Strike One, You’re Out (Of a Job)
September 2, 2013 § Leave a comment
Today is Labor Day. In the words of the United States Department of Labor, “Labor Day, the first Monday in September, is a creation of the labor movement and is dedicated to the social and economic achievements of American workers. It constitutes a yearly national tribute to the contributions workers have made to the strength, prosperity, and well-being of our country.”
In much of the rest of the world, May 1 is celebrated as Labor Day/International Workers Day, but the September date was chosen here because after the Haymarket Massacre, President Grover Cleveland feared that observance of the May 1 date would be associated with the nascent Communist, Syndicalist and Anarchist movements that, although distinct from one another, had rallied to commemorate the Haymarket Massacre on International Workers’ Day and that commemorating Labor Day on May 1 could become an opportunity to commemorate the bloodbath.
The Haymarket Massacre refers to the aftermath of a bombing that took place at a labor demonstration on Tuesday May 4, 1886, at Haymarket Square in Chicago. It began as a peaceful rally in support of workers striking for an eight-hour day. An unknown person threw a dynamite bomb at police as they were in the process of busting up (as in workers’ heads) the public meeting. The bomb blast and ensuing gunfire resulted in the deaths of seven police officers and at least four civilians; scores of others were wounded.
And so, in 1887, the September date was chosen as a sop to the American working class, in lieu of livable wages and anything less than the six-day work week and sunup to sundown work day. Something vaguely akin to Rome’s Saturnalia, when Roman social norms were overturned and masters provided table service to their slaves, except that Saturnalia lasted a week instead of a day, and all the American worker got in the way of deferential treatment was the chance to parade and picnic at their own expense.
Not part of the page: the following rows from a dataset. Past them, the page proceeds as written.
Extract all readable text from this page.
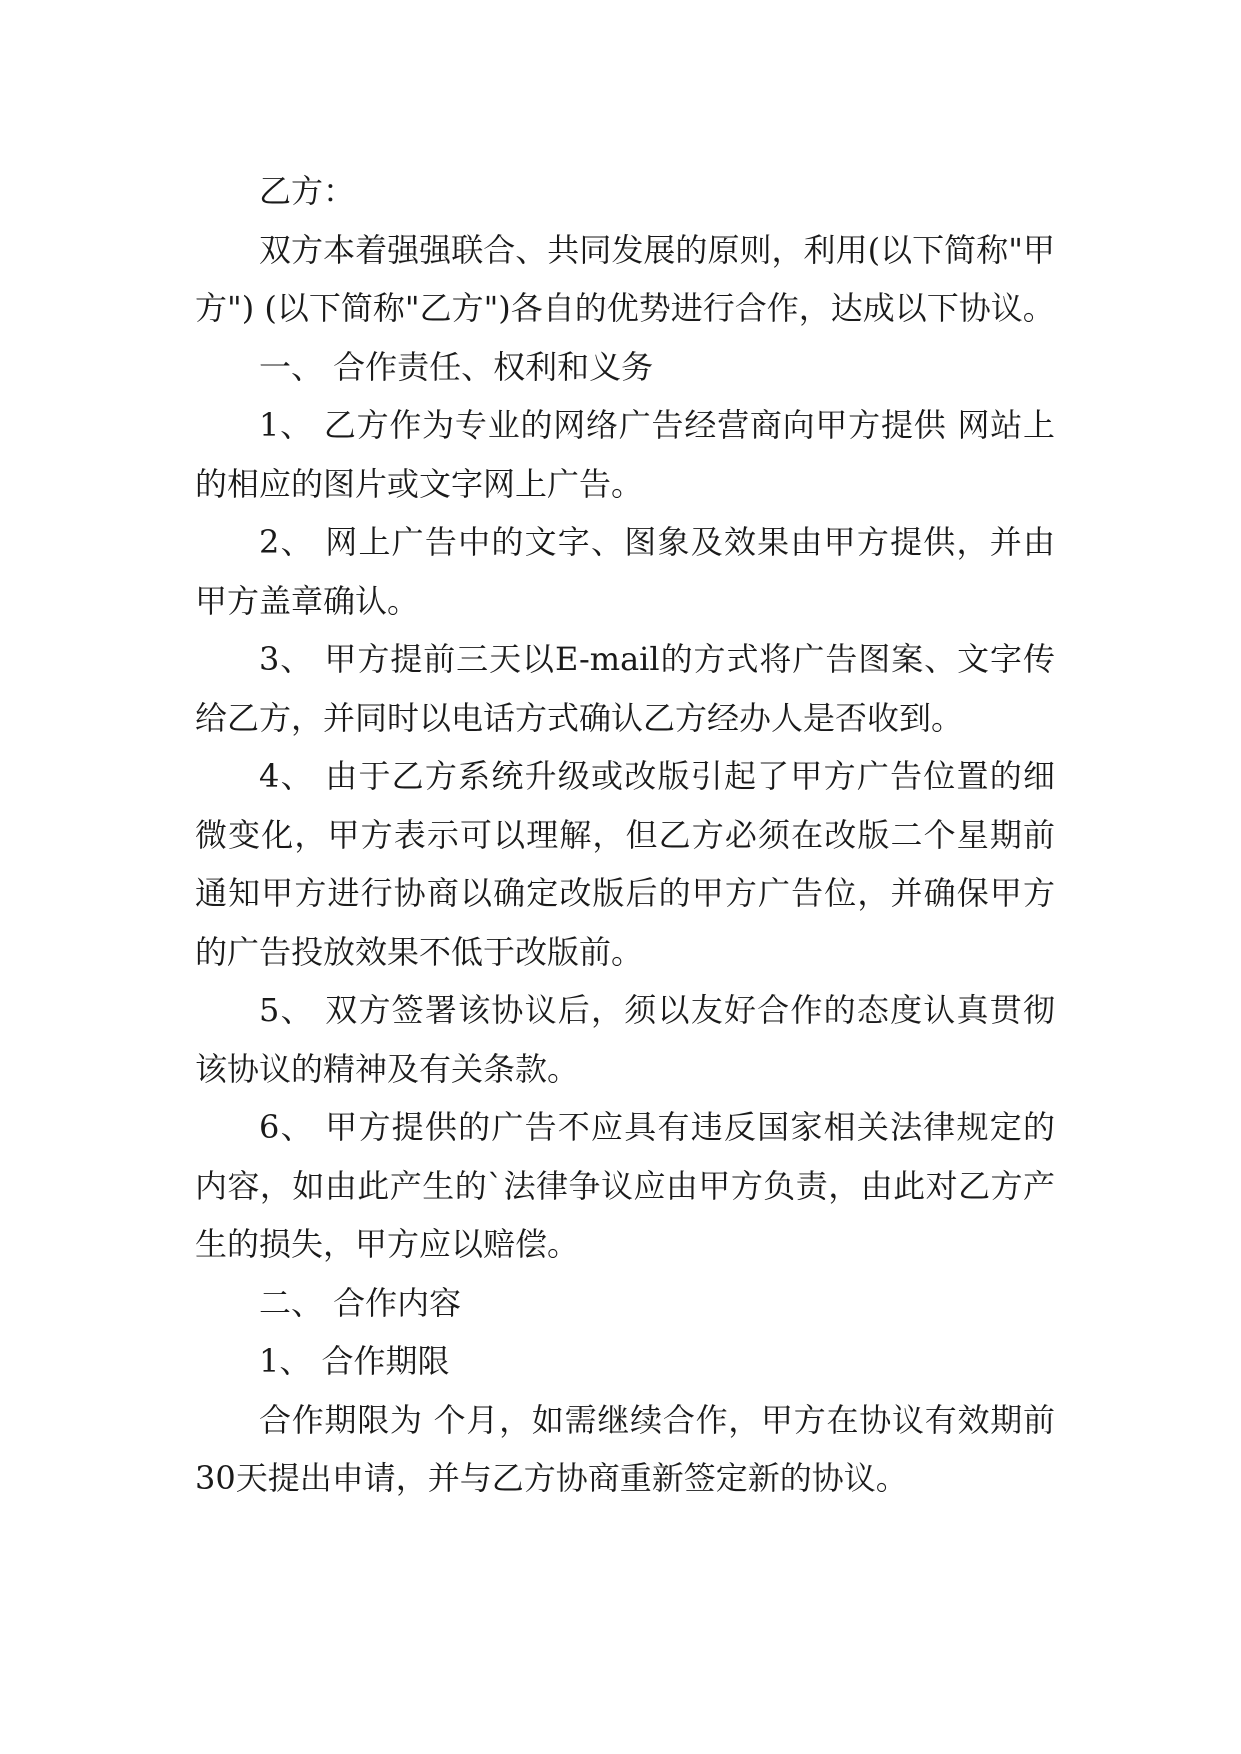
乙方：

双方本着强强联合、共同发展的原则，利用(以下简称"甲方") (以下简称"乙方")各自的优势进行合作，达成以下协议。

一、 合作责任、权利和义务

1、 乙方作为专业的网络广告经营商向甲方提供 网站上的相应的图片或文字网上广告。

2、 网上广告中的文字、图象及效果由甲方提供，并由甲方盖章确认。

3、 甲方提前三天以E-mail的方式将广告图案、文字传给乙方，并同时以电话方式确认乙方经办人是否收到。

4、 由于乙方系统升级或改版引起了甲方广告位置的细微变化，甲方表示可以理解，但乙方必须在改版二个星期前通知甲方进行协商以确定改版后的甲方广告位，并确保甲方的广告投放效果不低于改版前。

5、 双方签署该协议后，须以友好合作的态度认真贯彻该协议的精神及有关条款。

6、 甲方提供的广告不应具有违反国家相关法律规定的内容，如由此产生的`法律争议应由甲方负责，由此对乙方产生的损失，甲方应以赔偿。

二、 合作内容

1、 合作期限

合作期限为 个月，如需继续合作，甲方在协议有效期前30天提出申请，并与乙方协商重新签定新的协议。
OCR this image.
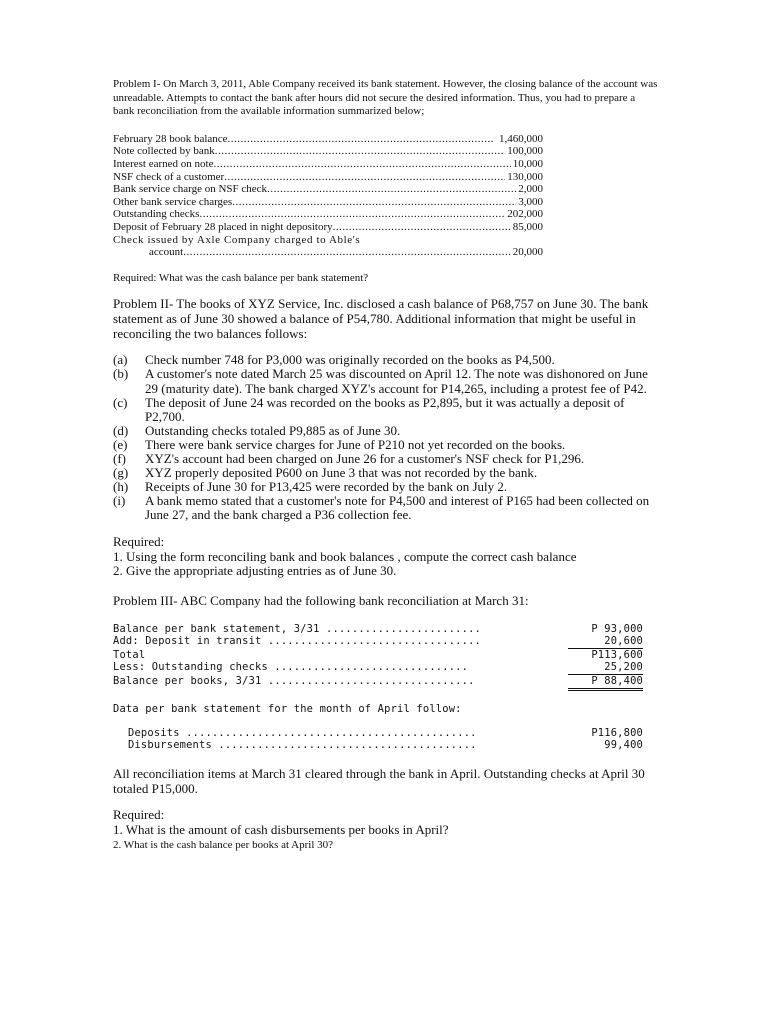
Problem I- On March 3, 2011, Able Company received its bank statement. However, the closing balance of the account was unreadable. Attempts to contact the bank after hours did not secure the desired information. Thus, you had to prepare a bank reconciliation from the available information summarized below;

February 28 book balance .....	1,460,000
Note collected by bank .....	100,000
Interest earned on note .....	10,000
NSF check of a customer .....	130,000
Bank service charge on NSF check .....	2,000
Other bank service charges .....	3,000
Outstanding checks .....	202,000
Deposit of February 28 placed in night depository .....	85,000
Check issued by Axle Company charged to Able's
account .....	20,000
Required: What was the cash balance per bank statement?
Problem II- The books of XYZ Service, Inc. disclosed a cash balance of P68,757 on June 30. The bank statement as of June 30 showed a balance of P54,780. Additional information that might be useful in reconciling the two balances follows:
(a)	Check number 748 for P3,000 was originally recorded on the books as P4,500.
(b)	A customer's note dated March 25 was discounted on April 12. The note was dishonored on June 29 (maturity date). The bank charged XYZ's account for P14,265, including a protest fee of P42.
(c)	The deposit of June 24 was recorded on the books as P2,895, but it was actually a deposit of P2,700.
(d)	Outstanding checks totaled P9,885 as of June 30.
(e)	There were bank service charges for June of P210 not yet recorded on the books.
(f)	XYZ's account had been charged on June 26 for a customer's NSF check for P1,296.
(g)	XYZ properly deposited P600 on June 3 that was not recorded by the bank.
(h)	Receipts of June 30 for P13,425 were recorded by the bank on July 2.
(i)	A bank memo stated that a customer's note for P4,500 and interest of P165 had been collected on June 27, and the bank charged a P36 collection fee.
Required:
1. Using the form reconciling bank and book balances , compute the correct cash balance
2. Give the appropriate adjusting entries as of June 30.
Problem III- ABC Company had the following bank reconciliation at March 31:
Balance per bank statement, 3/31 ........................	P 93,000
Add: Deposit in transit .................................	20,600
Total	P113,600
Less: Outstanding checks ..............................	25,200
Balance per books, 3/31 ................................	P 88,400
Data per bank statement for the month of April follow:
Deposits .............................................	P116,800
Disbursements ........................................	99,400
All reconciliation items at March 31 cleared through the bank in April. Outstanding checks at April 30 totaled P15,000.
Required:
1. What is the amount of cash disbursements per books in April?
2. What is the cash balance per books at April 30?
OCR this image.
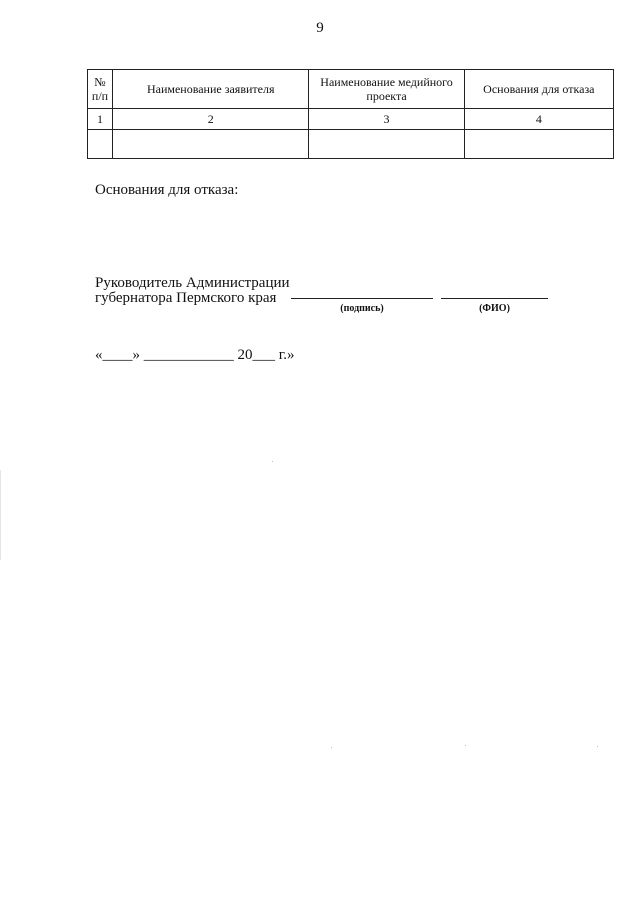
9
№ п/п	Наименование заявителя	Наименование медийного проекта	Основания для отказа
1	2	3	4

Основания для отказа:
Руководитель Администрации
губернатора Пермского края
(подпись)	(ФИО)
«____» ____________ 20___ г.»
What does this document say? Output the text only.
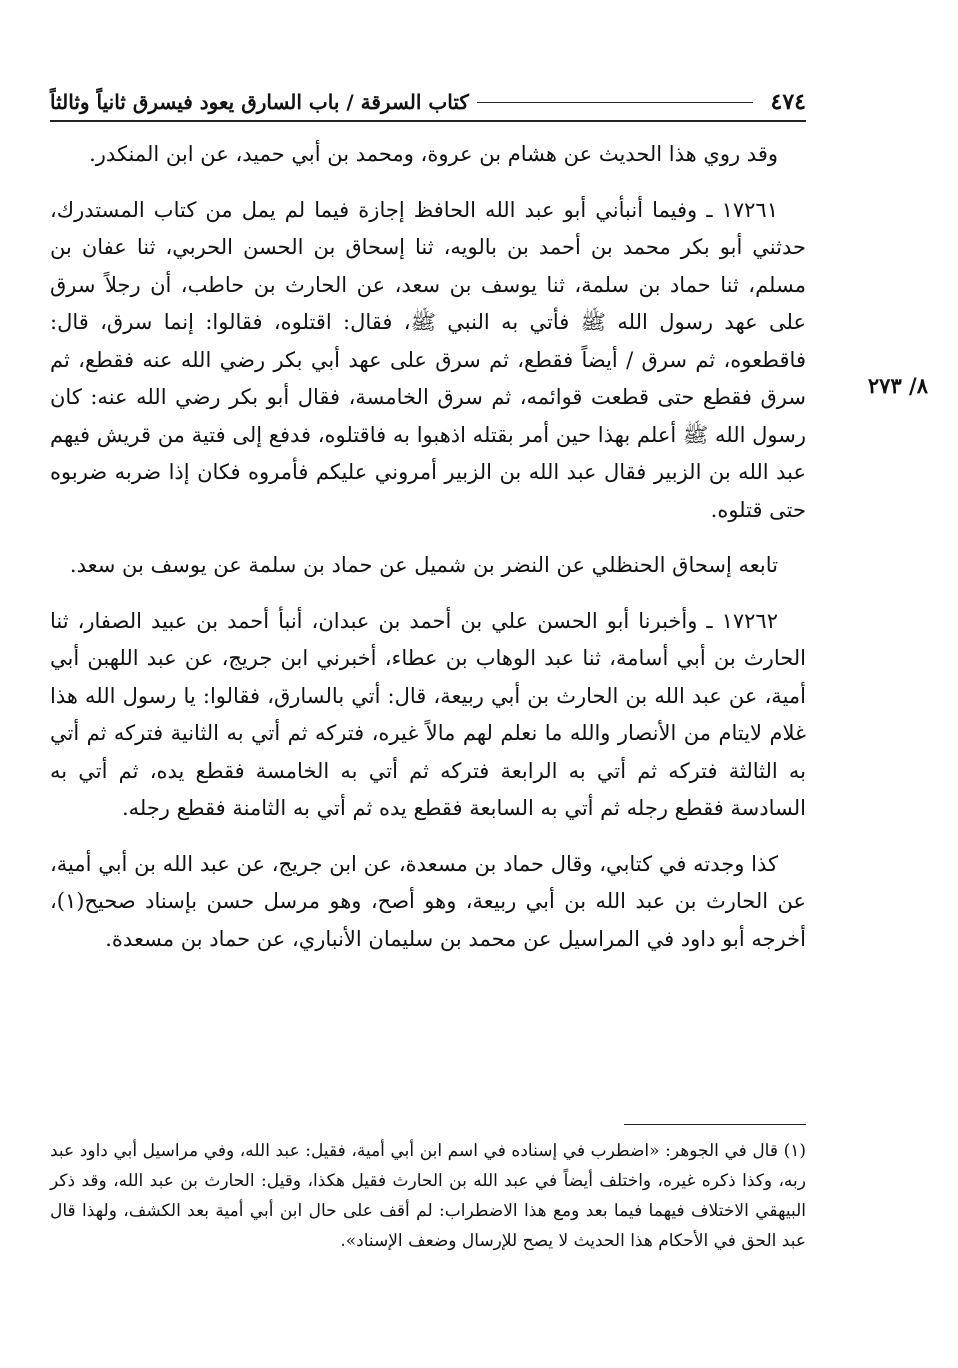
٤٧٤
كتاب السرقة / باب السارق يعود فيسرق ثانياً وثالثاً
٨/ ٢٧٣

وقد روي هذا الحديث عن هشام بن عروة، ومحمد بن أبي حميد، عن ابن المنكدر.

١٧٢٦١ ـ وفيما أنبأني أبو عبد الله الحافظ إجازة فيما لم يمل من كتاب المستدرك، حدثني أبو بكر محمد بن أحمد بن بالويه، ثنا إسحاق بن الحسن الحربي، ثنا عفان بن مسلم، ثنا حماد بن سلمة، ثنا يوسف بن سعد، عن الحارث بن حاطب، أن رجلاً سرق على عهد رسول الله ﷺ فأتي به النبي ﷺ، فقال: اقتلوه، فقالوا: إنما سرق، قال: فاقطعوه، ثم سرق / أيضاً فقطع، ثم سرق على عهد أبي بكر رضي الله عنه فقطع، ثم سرق فقطع حتى قطعت قوائمه، ثم سرق الخامسة، فقال أبو بكر رضي الله عنه: كان رسول الله ﷺ أعلم بهذا حين أمر بقتله اذهبوا به فاقتلوه، فدفع إلى فتية من قريش فيهم عبد الله بن الزبير فقال عبد الله بن الزبير أمروني عليكم فأمروه فكان إذا ضربه ضربوه حتى قتلوه.

تابعه إسحاق الحنظلي عن النضر بن شميل عن حماد بن سلمة عن يوسف بن سعد.

١٧٢٦٢ ـ وأخبرنا أبو الحسن علي بن أحمد بن عبدان، أنبأ أحمد بن عبيد الصفار، ثنا الحارث بن أبي أسامة، ثنا عبد الوهاب بن عطاء، أخبرني ابن جريج، عن عبد اللهبن أبي أمية، عن عبد الله بن الحارث بن أبي ربيعة، قال: أتي بالسارق، فقالوا: يا رسول الله هذا غلام لايتام من الأنصار والله ما نعلم لهم مالاً غيره، فتركه ثم أتي به الثانية فتركه ثم أتي به الثالثة فتركه ثم أتي به الرابعة فتركه ثم أتي به الخامسة فقطع يده، ثم أتي به السادسة فقطع رجله ثم أتي به السابعة فقطع يده ثم أتي به الثامنة فقطع رجله.

كذا وجدته في كتابي، وقال حماد بن مسعدة، عن ابن جريج، عن عبد الله بن أبي أمية، عن الحارث بن عبد الله بن أبي ربيعة، وهو أصح، وهو مرسل حسن بإسناد صحيح(١)، أخرجه أبو داود في المراسيل عن محمد بن سليمان الأنباري، عن حماد بن مسعدة.

(١) قال في الجوهر: «اضطرب في إسناده في اسم ابن أبي أمية، فقيل: عبد الله، وفي مراسيل أبي داود عبد ربه، وكذا ذكره غيره، واختلف أيضاً في عبد الله بن الحارث فقيل هكذا، وقيل: الحارث بن عبد الله، وقد ذكر البيهقي الاختلاف فيهما فيما بعد ومع هذا الاضطراب: لم أقف على حال ابن أبي أمية بعد الكشف، ولهذا قال عبد الحق في الأحكام هذا الحديث لا يصح للإرسال وضعف الإسناد».
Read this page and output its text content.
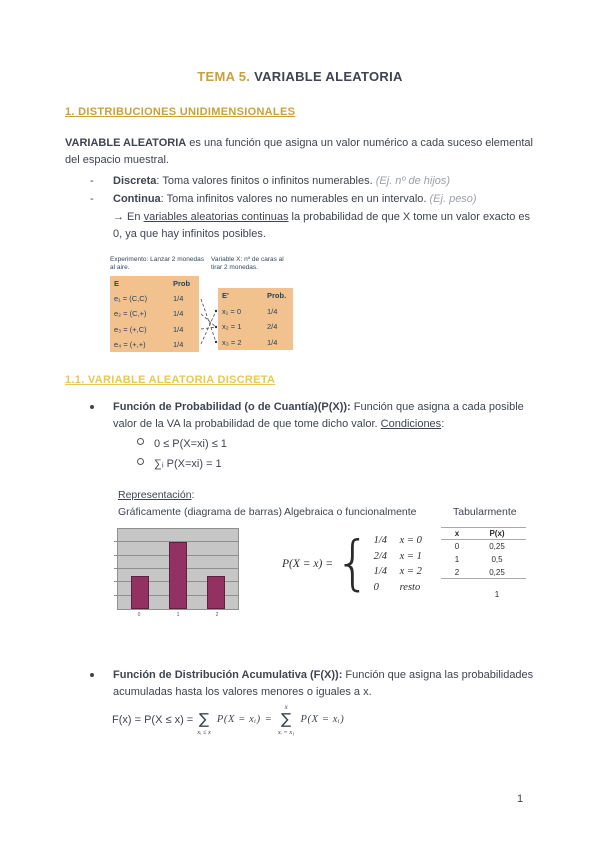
TEMA 5. VARIABLE ALEATORIA
1. DISTRIBUCIONES UNIDIMENSIONALES
VARIABLE ALEATORIA es una función que asigna un valor numérico a cada suceso elemental del espacio muestral.
-	Discreta: Toma valores finitos o infinitos numerables. (Ej. nº de hijos)
-	Continua: Toma infinitos valores no numerables en un intervalo. (Ej. peso)
→ En variables aleatorias continuas la probabilidad de que X tome un valor exacto es 0, ya que hay infinitos posibles.
Experimento: Lanzar 2 monedas al aire.
Variable X: nº de caras al tirar 2 monedas.
E	Prob
e₁ = (C,C)	1/4
e₂ = (C,+)	1/4
e₃ = (+,C)	1/4
e₄ = (+,+)	1/4
E'	Prob.
x₁ = 0	1/4
x₂ = 1	2/4
x₃ = 2	1/4
1.1. VARIABLE ALEATORIA DISCRETA
Función de Probabilidad (o de Cuantía)(P(X)): Función que asigna a cada posible valor de la VA la probabilidad de que tome dicho valor. Condiciones:
0 ≤ P(X=xi) ≤ 1
∑ᵢ P(X=xi) = 1
Representación:
Gráficamente (diagrama de barras) Algebraica o funcionalmente	Tabularmente
0	1	2
P(X = x) = { 1/4	x = 0
2/4	x = 1
1/4	x = 2
0	resto
x	P(x)
0	0,25
1	0,5
2	0,25
1
Función de Distribución Acumulativa (F(X)): Función que asigna las probabilidades acumuladas hasta los valores menores o iguales a x.
F(x) = P(X ≤ x) = ∑
xᵢ ≤ x
P(X = xᵢ) =
x
∑
xᵢ = x₁
P(X = xᵢ)
1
God still help you if dared to strike for the right to live something less than a slave-like existence.
I do not known when Austin first celebrated Labor Day, but I can fill you in on the details of when the strike first came to Austin, courtesy of the Austin Statesman.
August 7, 1877:
“The strike has struck Austin, the first demonstration being made yesterday
morning about 7 o’clock by about 50 negroes. They first visited in a body a gang of black men at work back of the capitol laying down pipe for the city water company, compelling the men to lay down their tools and quit work. They also made some demonstrations towards breaking up the tools, but the appearance of officers prevented that. The strikers then separated in three or four parties, and it was thought the strike was over, but in the course of an hour they re-assembled down in Mexico [Guytown], where they were joined by a few more negroes and a number of Mexicans. They then visited the brick yards and notified the men at work to quit, unless their wages were raised from $1.25 to $1.50 a day. They also visited the men at work on Bahn’s building and Webb and Bros.’ building and notified them to quit work, which a few did.
“During the afternoon the blacks held a meeting on Robertson Hill, and reports got current that 400 were present, but after diligent inquiry, the reporter ascertained that scarcely 100 were in attendance. They resolved at the meeting that they would stand out for $1.50 a day, and pledged themselves to stick together in not allowing any colored laborer to work for less than that price. Quite a large gathering of them assembled last night at the crossing of Pecan street, and the Avenue, where they asserted freely that they would not allow any black man to work for less then $1.50 a day. Some of those who were doing the most talking were men who have long been regarded as loafers, while others were men belonging to the more
industrious class. As yet the strike in Austin is a mere farce, but whether it can assume more formidable proportions would be hard to tell.”
So far as I know, no deaths or other violence resulted. Other Texas strikes would not end so benignly.